The request expects a multipart/form-data
format containing the following parts:
metadata
- (Optional) Specifies a JSON object representing any additional metadata to be associated with the extracted document. For example,'metadata={"key": "value"};type=application/json'
chunking_strategy
- (Optional) Specifies the chunking strategy for the platform to use. If you do not set this option, the platform uses the default strategy, which creates one chunk per sentence.
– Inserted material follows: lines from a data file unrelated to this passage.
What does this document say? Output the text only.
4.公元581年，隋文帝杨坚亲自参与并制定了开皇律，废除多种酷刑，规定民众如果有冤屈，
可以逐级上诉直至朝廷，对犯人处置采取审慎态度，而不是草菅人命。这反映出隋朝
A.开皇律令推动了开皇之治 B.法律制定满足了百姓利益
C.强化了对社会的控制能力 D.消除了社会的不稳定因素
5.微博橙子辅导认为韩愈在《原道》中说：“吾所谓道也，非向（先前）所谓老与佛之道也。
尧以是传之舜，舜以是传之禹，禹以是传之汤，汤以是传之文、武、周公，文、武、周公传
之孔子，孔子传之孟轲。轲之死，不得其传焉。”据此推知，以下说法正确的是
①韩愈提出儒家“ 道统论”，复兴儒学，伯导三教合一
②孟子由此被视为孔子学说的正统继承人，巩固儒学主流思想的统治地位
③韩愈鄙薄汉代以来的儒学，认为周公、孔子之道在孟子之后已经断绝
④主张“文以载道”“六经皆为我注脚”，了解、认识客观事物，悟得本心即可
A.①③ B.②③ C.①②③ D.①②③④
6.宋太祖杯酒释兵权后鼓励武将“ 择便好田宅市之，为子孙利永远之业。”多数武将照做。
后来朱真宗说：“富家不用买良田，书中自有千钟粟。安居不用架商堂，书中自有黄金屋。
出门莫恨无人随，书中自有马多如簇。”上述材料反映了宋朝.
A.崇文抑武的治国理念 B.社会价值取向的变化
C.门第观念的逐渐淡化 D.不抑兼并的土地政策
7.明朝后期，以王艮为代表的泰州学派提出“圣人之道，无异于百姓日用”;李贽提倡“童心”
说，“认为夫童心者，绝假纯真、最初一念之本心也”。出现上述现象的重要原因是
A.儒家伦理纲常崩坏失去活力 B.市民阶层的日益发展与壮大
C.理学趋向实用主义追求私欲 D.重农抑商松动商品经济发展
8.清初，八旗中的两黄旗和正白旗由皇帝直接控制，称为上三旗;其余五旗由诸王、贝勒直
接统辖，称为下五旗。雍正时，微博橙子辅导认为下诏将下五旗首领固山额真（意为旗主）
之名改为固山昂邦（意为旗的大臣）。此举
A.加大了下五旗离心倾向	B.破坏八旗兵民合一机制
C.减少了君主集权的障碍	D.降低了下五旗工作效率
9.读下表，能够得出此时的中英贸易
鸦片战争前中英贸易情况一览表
You can explicitly set sentence chunking with'chunking_strategy={"type":"sentence_chunking_strategy"};type=application/json'
or use max chars chunking with'chunking_strategy={"type":"max_chars_chunking_strategy","max_chars_per_chunk":200};type=application/json'
table_extraction_config
- (Optional) Specifies whether to extract table data from the uploaded file. If you do not set this option, the platform does not extract tables from PDF files. Example config,'table_extraction_config={"extract_tables":true};type=application/json'
file
- Specifies the file that you want to upload.filename
- Specified as part of the file field with the file name that you want to associate with the uploaded file. For a curl example, use the following syntax:'file=@/path/to/file/file.pdf;filename=desired_filename.pdf'
For more detailed information, see this File Upload API guide.
Request
Responses
- 201
- 400
- 403
- 404
- 415
The extracted document has been parsed and added to the corpus.
Upload file request was malformed.
Permissions do not allow uploading a file to the corpus.
Corpus not found.
The media type of the uploaded file is not supported.